Sin salir de los jardines, próximo a la Puerta imaginaria del camino de Jerez, un merendero ofrece a paseantes techo y aposento y el buen divertimento del ir y venir  de las gentes. Los faroles son luces  de gas que un oficial artesano del gremio de faroleros, ahora invisible, enciende cada noche. Las farolas, más coquetas, lucen una trinidad de ostentosas luminarias.

Desde el Palacio de Oriente ha llegado un cortejo principal al hotel Alfonso XIII. Engreído, envanecido, colonial, con música de charlestón, lánguidas poses de clientes y primitiva edición minifaldera de los veinte, entre el ajetreo de personal uniformado casi en militar estilo, abotonados y cubiertos.

Los sargentos cabezones, que en el parque adornan la glorieta de Luisa Fernanda,  tienen aquí sus parientes vecinos, jarrones blancos sobre ladrillo limpio como columnas. La paloma, más andariega que voladora, continúa con su deambular cercano, en esta tarde de sol y otoño perezoso, de brisas del río, de peatones periféricos.

Intemporal pervive la vitrina del Coliseo. Sabor a café. El sol inicia su despedida. Desfilan los árboles y por los  huecos del ramaje se adivina el palacio con el oficio de políticos al uso. Tiene San Telmo todas las ventanas cerradas, con un aspecto límpido y abandonado.

Colegio de mercaderes, escuela de mareantes, universidad literaria. Acrobáticos célibes de rojo y negro, en un sueño, están saliendo por la puerta de Palos de Moguer en hilera larguísima, trentina y renacentista. Cuatro torres, la verja con flor de lys y el tejado abuhardillado y balconcillos franceses.

Un platanero lanza sus ramas desnudas al cielo en protesta permanente por una Sevilla cuidada y respetada. Simulan las manos altas de indignados que reivindican pacientes el honor y la justeza, la buena gobernanza sin ambages. Otros inclinan sus bellas testas, según sus posiciones.  

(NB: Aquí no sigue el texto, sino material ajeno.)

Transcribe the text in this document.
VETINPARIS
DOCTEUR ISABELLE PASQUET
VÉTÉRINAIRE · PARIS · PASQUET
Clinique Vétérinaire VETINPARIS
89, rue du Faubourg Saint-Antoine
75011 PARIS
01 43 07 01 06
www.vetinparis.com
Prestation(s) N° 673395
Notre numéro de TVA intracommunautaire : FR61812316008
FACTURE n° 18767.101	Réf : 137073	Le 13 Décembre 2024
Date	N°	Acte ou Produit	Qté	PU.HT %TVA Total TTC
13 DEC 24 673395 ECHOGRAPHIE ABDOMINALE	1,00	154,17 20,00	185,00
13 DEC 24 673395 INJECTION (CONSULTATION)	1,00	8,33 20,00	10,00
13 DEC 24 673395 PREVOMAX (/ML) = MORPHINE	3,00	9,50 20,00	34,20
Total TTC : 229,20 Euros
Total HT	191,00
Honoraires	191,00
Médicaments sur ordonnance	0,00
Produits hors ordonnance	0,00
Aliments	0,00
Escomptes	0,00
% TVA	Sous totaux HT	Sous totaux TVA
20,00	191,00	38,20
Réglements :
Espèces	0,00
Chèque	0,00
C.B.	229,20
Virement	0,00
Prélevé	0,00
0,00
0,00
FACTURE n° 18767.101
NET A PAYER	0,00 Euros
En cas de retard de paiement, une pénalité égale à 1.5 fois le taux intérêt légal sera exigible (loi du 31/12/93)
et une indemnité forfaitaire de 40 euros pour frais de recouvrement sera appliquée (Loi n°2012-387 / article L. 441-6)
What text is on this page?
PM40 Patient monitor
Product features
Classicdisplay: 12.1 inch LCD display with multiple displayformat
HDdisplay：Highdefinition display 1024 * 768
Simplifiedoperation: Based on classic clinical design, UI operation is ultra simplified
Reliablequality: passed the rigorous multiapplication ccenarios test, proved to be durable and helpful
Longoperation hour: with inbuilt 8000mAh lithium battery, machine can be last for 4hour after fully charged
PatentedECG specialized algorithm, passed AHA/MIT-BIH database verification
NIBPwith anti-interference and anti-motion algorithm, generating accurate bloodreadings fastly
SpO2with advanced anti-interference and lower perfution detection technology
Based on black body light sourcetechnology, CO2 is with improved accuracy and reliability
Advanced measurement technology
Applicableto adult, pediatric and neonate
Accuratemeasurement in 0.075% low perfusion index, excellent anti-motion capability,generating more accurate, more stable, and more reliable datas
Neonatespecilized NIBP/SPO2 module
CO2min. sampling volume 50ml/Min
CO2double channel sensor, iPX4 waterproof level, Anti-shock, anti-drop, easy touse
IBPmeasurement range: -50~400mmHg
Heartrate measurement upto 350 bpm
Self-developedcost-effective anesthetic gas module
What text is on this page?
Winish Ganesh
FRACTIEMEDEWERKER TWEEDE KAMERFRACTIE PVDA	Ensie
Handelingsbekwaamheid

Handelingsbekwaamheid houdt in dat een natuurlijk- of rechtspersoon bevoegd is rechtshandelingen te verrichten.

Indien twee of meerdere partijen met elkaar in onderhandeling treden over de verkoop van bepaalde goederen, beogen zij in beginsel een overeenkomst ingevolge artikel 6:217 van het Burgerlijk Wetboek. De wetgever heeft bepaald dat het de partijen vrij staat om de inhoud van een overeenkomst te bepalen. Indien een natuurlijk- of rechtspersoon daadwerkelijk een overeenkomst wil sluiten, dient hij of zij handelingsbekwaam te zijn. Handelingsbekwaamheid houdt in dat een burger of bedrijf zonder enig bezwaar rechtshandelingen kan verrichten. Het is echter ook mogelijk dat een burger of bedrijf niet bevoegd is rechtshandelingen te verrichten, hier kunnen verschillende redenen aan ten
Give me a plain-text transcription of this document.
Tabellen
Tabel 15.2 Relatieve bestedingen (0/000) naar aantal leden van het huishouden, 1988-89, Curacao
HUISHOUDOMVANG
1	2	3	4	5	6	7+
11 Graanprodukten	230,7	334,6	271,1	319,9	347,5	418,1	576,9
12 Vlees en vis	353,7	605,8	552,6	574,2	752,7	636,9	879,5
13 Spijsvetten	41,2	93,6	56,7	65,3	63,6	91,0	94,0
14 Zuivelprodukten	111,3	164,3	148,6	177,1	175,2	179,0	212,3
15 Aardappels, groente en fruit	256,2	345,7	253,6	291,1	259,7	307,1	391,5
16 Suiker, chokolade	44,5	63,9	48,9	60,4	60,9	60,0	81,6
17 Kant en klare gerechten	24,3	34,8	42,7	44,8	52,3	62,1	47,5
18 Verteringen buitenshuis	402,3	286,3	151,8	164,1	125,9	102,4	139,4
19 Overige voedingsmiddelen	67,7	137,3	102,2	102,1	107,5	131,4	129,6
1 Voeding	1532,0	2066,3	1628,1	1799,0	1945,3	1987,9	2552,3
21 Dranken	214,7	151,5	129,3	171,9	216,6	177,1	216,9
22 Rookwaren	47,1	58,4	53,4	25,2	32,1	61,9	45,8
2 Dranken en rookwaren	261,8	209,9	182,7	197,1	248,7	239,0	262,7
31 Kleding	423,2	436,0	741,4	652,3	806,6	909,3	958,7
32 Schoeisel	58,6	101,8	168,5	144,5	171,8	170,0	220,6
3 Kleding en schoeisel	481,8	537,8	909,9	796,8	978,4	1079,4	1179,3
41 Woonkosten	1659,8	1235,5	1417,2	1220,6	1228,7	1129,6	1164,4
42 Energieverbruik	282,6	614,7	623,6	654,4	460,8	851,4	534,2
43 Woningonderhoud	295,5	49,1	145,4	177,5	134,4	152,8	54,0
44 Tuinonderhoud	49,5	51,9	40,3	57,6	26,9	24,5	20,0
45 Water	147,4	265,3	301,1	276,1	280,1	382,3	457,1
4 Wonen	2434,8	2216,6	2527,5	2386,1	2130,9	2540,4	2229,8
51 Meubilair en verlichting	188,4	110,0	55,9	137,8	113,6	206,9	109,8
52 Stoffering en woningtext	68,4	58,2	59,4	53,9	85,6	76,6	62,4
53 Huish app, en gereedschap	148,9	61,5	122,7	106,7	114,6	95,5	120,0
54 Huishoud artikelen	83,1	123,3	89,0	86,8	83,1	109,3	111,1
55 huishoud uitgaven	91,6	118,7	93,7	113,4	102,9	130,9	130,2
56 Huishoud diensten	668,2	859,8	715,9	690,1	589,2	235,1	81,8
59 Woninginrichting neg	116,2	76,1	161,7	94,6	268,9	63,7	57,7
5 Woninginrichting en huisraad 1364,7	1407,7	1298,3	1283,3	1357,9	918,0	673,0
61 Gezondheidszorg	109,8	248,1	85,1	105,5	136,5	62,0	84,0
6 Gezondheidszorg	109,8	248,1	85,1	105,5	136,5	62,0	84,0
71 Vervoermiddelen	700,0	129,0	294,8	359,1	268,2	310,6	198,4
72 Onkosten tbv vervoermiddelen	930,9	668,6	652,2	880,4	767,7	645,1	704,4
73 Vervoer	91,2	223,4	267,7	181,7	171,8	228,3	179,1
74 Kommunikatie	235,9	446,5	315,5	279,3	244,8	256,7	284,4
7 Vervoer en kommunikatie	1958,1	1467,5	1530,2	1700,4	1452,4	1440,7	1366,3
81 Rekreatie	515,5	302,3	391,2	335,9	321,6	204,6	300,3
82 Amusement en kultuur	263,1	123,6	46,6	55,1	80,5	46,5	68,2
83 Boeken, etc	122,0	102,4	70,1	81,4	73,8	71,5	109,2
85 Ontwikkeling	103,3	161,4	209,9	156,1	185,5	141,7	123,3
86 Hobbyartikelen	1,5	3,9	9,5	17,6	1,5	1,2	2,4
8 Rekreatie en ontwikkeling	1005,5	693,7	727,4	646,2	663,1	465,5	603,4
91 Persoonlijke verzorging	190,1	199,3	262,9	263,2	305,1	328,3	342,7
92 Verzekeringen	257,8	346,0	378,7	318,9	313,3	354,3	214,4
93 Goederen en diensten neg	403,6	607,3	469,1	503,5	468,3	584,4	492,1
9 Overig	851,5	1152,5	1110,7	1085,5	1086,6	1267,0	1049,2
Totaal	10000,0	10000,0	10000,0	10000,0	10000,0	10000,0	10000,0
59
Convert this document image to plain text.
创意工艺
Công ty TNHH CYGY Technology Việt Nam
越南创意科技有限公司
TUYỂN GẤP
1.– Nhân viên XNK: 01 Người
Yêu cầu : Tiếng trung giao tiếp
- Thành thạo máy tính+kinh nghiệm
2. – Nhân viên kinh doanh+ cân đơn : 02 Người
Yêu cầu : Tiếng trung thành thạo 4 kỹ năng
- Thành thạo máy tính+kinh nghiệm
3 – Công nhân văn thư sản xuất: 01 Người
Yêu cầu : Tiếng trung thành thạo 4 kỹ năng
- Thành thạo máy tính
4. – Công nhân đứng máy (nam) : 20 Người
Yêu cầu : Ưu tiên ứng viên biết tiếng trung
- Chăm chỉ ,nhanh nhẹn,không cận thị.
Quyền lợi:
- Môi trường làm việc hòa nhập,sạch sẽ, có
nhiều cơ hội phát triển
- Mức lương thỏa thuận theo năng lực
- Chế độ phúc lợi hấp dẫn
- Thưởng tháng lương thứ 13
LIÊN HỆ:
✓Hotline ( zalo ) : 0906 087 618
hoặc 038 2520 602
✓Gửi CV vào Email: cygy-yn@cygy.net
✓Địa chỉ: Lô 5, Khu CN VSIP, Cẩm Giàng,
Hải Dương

¿Quién puso hojas muertas sobre el albero para que  el caminar fuera musical? ¿Quién el pequeño estanque, gorriones y palomas, serenando las miradas y hablándonos del misterio? ¿Quién las yedras jugando con las palmeras enanas y las malvas?

Por un momento todos los coches han parado, silenciado su ajetreo y desde la capilla del Buen Aire ha sonado el ángelus de la tarde. El Sol se acuesta, la noche nace.